An ExxonMobil executive testified at trial that he claimed the loophole in all of the emissions reports he submitted to the state — regardless of whether the company actually met state criteria for the defense. TCEQ did little to curb ExxonMobil’s pollution. It wasn’t until Environment Texas and the Sierra Club sued the company in 2010 that it was held accountable: a federal judge ordered ExxonMobil to pay nearly $20 million for violating the Clean Air Act 16,000 times.

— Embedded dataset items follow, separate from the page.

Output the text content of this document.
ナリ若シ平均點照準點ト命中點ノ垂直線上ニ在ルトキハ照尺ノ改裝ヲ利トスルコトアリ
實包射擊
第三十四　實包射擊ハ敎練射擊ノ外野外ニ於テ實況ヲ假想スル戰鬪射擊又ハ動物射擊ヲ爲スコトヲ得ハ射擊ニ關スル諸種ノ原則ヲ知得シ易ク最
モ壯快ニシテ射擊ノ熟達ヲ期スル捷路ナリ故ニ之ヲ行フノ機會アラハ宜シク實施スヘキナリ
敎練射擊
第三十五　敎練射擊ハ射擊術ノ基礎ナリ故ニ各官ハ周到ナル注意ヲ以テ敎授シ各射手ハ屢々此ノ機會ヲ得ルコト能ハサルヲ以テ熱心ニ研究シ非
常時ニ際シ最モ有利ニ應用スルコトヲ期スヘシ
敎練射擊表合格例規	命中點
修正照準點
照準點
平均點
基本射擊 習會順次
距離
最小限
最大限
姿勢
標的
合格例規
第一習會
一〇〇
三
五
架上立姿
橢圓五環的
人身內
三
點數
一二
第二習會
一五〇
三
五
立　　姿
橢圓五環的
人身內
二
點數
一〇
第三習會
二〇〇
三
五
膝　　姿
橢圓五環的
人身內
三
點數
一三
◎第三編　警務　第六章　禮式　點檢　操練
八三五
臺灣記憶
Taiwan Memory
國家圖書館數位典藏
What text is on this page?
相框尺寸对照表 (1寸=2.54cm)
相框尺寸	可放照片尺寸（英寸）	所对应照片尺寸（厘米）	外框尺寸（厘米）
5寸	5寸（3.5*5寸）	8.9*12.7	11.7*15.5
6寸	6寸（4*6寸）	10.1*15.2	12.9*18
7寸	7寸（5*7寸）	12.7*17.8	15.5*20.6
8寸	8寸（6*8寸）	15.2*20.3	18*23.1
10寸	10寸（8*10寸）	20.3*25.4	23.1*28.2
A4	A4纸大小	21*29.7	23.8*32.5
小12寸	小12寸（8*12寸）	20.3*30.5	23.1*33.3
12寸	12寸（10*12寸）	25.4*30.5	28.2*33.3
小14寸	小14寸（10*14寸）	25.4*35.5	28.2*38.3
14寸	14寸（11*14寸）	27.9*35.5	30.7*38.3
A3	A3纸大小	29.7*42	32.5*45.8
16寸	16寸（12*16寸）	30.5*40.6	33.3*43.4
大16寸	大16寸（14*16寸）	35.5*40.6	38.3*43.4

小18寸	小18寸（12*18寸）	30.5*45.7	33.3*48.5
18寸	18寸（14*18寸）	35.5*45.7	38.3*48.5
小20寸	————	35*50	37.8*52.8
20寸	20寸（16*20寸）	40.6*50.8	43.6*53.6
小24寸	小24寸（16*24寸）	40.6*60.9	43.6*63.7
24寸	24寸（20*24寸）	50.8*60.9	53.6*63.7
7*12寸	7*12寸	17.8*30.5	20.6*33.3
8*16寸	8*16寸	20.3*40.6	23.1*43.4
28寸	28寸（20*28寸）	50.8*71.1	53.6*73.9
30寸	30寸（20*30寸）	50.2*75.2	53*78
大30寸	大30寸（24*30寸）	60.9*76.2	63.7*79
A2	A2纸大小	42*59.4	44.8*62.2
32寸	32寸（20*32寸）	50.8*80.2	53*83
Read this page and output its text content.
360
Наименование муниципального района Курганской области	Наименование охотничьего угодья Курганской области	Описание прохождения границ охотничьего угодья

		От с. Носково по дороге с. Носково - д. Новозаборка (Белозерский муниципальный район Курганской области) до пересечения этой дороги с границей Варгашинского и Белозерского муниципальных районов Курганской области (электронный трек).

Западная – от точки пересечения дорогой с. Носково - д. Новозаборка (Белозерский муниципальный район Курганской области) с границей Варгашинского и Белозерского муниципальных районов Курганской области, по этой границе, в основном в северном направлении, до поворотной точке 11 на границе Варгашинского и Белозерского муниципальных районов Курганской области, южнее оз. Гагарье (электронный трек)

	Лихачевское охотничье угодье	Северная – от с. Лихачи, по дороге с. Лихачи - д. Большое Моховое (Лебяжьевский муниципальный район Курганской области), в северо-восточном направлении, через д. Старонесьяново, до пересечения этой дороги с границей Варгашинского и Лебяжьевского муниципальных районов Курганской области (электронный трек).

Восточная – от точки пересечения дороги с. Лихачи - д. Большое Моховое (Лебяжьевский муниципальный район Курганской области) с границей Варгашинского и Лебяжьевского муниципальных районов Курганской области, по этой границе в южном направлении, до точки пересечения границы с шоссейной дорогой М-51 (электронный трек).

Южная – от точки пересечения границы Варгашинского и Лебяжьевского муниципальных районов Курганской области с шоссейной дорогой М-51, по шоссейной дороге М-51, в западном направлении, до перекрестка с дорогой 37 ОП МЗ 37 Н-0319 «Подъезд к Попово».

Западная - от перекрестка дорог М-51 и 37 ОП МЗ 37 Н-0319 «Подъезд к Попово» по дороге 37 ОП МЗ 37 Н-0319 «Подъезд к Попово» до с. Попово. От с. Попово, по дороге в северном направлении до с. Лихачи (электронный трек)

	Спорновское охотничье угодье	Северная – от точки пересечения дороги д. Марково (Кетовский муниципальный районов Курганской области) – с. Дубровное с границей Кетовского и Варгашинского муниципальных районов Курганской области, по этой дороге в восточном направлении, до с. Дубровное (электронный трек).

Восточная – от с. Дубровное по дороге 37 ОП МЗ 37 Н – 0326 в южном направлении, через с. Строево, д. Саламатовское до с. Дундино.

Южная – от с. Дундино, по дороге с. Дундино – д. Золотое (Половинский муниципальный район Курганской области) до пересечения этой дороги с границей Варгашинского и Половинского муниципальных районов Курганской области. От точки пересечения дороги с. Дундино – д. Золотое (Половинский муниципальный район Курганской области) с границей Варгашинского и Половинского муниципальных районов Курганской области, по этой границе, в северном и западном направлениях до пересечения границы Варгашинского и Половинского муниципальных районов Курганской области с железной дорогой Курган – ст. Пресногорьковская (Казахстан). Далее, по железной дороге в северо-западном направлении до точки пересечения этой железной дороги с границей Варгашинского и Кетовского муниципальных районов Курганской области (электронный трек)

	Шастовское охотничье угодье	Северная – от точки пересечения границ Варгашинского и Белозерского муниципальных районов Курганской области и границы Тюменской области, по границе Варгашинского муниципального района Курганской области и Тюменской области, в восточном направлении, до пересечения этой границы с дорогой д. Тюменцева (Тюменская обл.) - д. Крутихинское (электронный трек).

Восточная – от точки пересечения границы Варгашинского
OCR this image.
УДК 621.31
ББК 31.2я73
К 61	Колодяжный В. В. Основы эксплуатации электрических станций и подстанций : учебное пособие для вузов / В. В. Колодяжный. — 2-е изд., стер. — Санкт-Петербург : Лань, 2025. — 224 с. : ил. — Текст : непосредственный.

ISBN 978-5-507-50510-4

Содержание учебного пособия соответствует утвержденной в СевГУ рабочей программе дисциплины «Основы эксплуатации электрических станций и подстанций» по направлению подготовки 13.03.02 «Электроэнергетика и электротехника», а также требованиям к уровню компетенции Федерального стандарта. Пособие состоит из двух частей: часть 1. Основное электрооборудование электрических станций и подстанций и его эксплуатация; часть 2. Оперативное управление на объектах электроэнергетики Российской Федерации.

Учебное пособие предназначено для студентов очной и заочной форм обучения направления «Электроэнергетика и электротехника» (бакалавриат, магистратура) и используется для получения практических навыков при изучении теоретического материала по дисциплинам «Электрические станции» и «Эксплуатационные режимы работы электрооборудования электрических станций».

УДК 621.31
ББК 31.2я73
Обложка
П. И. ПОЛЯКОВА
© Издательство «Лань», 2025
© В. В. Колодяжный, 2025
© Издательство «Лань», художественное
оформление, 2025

Closing the loophole wouldn’t stop all emissions, but the threat of high financial penalties might make plant operators take unauthorized emissions more seriously and conduct more regular maintenance, said Bryan Parras, a Sierra Club community organizer in Houston. Kelley, the Port Arthur activist, said better regulation is needed to avoid more fires like the one that erupted at the Valero Port Arthur Refinery in 2017. Some 286,000 pounds of particulate matter were released into the air, making the emissions event one of the worst in Texas that year. TCEQ allowed the company to use the affirmative defense; no enforcement action was taken.

He lists a few of the people in Port Arthur — some former classmates of his — who have died of cancer before reaching 60. “Every day we have to deal with the start-up emissions, the shutdown emissions, the incidental emissions. I mean, it’s killing us,” Kelley said. “Looks like we’re gonna have to go back to the Hill.”